Некрасов пишет по этому поводу:
«Хотел поглумиться и в очередной раз повторить мысль, что направленная деформация гуманитарного знания в 21 веке аналогична запрету паровых двигателей в 19-ом. Однако задумался и неожиданно для себя пришел к выводу, что чем больше жести тем лучше. Пущай «подмораживают» дальше!»
Почему? Аналитик подробно объяснил это в своем эссе о том, как на самом деле создаются исторические мифы, так упорно насаждаемые сегодня в России:
«Большинство религий, среди прочего, объясняли верующим устройство мироздания. Когда-то религиозные верования и представления о мире, не связанные с верой в сверхъестественное (то, что потом назовут естественными науками) в целом совпадали в головах населения. В архаичных обществах знания о том за сколько дней бог сотворил Землю, и кто кого родил воспринимались большинством не только как то, во что социально одобряемо верить, но и как вполне себе достоверное знание о том, как физически устроен мир.
Затем пути этих двух систем объяснения реальности разошлись. Естественные науки выяснили, что миру точно больше 7000 лет, Земля крутится вокруг Солнца и далее по списку. Религии с разным успехом и рвением противодействовали распространению подобных знаний, но потом были вынуждены как-то приспособиться к ним.
Мне кажется, данный сюжет во многом повторяется во взаимодействии т.н. «светских религий» (коммунизм, фашизм, патриотизм и т.д.) с гуманитарными науками.
Этот сюжет можно было бы описать на примере разного рода левых доктрин, которые изначально выросли из развития социологии и экономики, а потом, превратившись в «светские религии», вступили с ними в противоречие.
Но я сфокусируюсь на другом примере. Его изложение будет построено по принципу: (1) описание ситуации; (2) почему это проблема; (3) почему она решиться сама.
Плюс-минус в 17-19 веках в разных странах Европы возник запрос на то, как объяснить населению почему они составляют единую страну/нацию, ибо ответ «потому, что вы все подданные государя Х» многих перестал удовлетворять.
Этот запрос совпал по времени бурным развитием исторической науки. Расширение грамотности и развитие печати сделали выводы историков того времени известными для широких слоев населения. А еще случился бум написания исторических романов, которые вплетали выводы историков того времени в культурную ткань общеизвестных художественных сюжетов.
В результате комбинации этих факторов, возникла ситуация, когда выводы исторической науки того времени совпали и с социально одобряемыми национальными мифами (которые в тот момент активно ковались) и с общеизвестными художественными вымыслами. Как когда-то социально одобряемый религиозный миф совпадал с представлениями об устройстве мироздания.

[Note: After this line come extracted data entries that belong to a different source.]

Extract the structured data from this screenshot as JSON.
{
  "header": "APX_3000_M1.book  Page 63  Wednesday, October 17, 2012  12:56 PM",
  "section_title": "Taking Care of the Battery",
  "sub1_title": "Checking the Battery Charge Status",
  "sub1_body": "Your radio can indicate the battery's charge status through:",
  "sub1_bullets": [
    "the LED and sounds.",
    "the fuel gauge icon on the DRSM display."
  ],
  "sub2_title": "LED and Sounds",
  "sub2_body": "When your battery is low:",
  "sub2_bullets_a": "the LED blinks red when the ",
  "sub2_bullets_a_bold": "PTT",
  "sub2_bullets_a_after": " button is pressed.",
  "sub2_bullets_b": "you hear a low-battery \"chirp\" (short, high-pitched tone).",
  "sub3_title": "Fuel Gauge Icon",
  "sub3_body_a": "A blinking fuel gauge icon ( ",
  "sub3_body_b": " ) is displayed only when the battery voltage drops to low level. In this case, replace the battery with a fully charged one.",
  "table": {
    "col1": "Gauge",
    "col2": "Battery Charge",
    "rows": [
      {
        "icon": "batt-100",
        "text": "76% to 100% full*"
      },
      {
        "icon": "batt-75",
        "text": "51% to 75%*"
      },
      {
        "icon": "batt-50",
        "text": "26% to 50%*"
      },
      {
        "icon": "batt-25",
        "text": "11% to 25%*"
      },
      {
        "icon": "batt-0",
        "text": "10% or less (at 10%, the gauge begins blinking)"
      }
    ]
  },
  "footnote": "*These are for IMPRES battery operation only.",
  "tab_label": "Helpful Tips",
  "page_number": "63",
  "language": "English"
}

После этого историческая наука продолжила развиваться, а национальная мифология и набор художественных образов забронзовели, сформировав нечто похожее на рассказ о сотворении мира в традиционных религиях.
Расхождение между этими двумя системами представлений постоянно нарастало даже не в следствие действий политических пропагандистов и недобросовестных историков, а просто в силу развития новых технических методов типа радиоуглеродного анализа и палеогенетики, новых археологических находок, доступности большего количества источников из других стран для сравнения, развития лингвистики и текстологии, анализа актовых записей, и много-много другого. Благодаря всему этому добросовестным современным историкам открылась несколько иная картина событий нежели добросовестным историкам 19 века.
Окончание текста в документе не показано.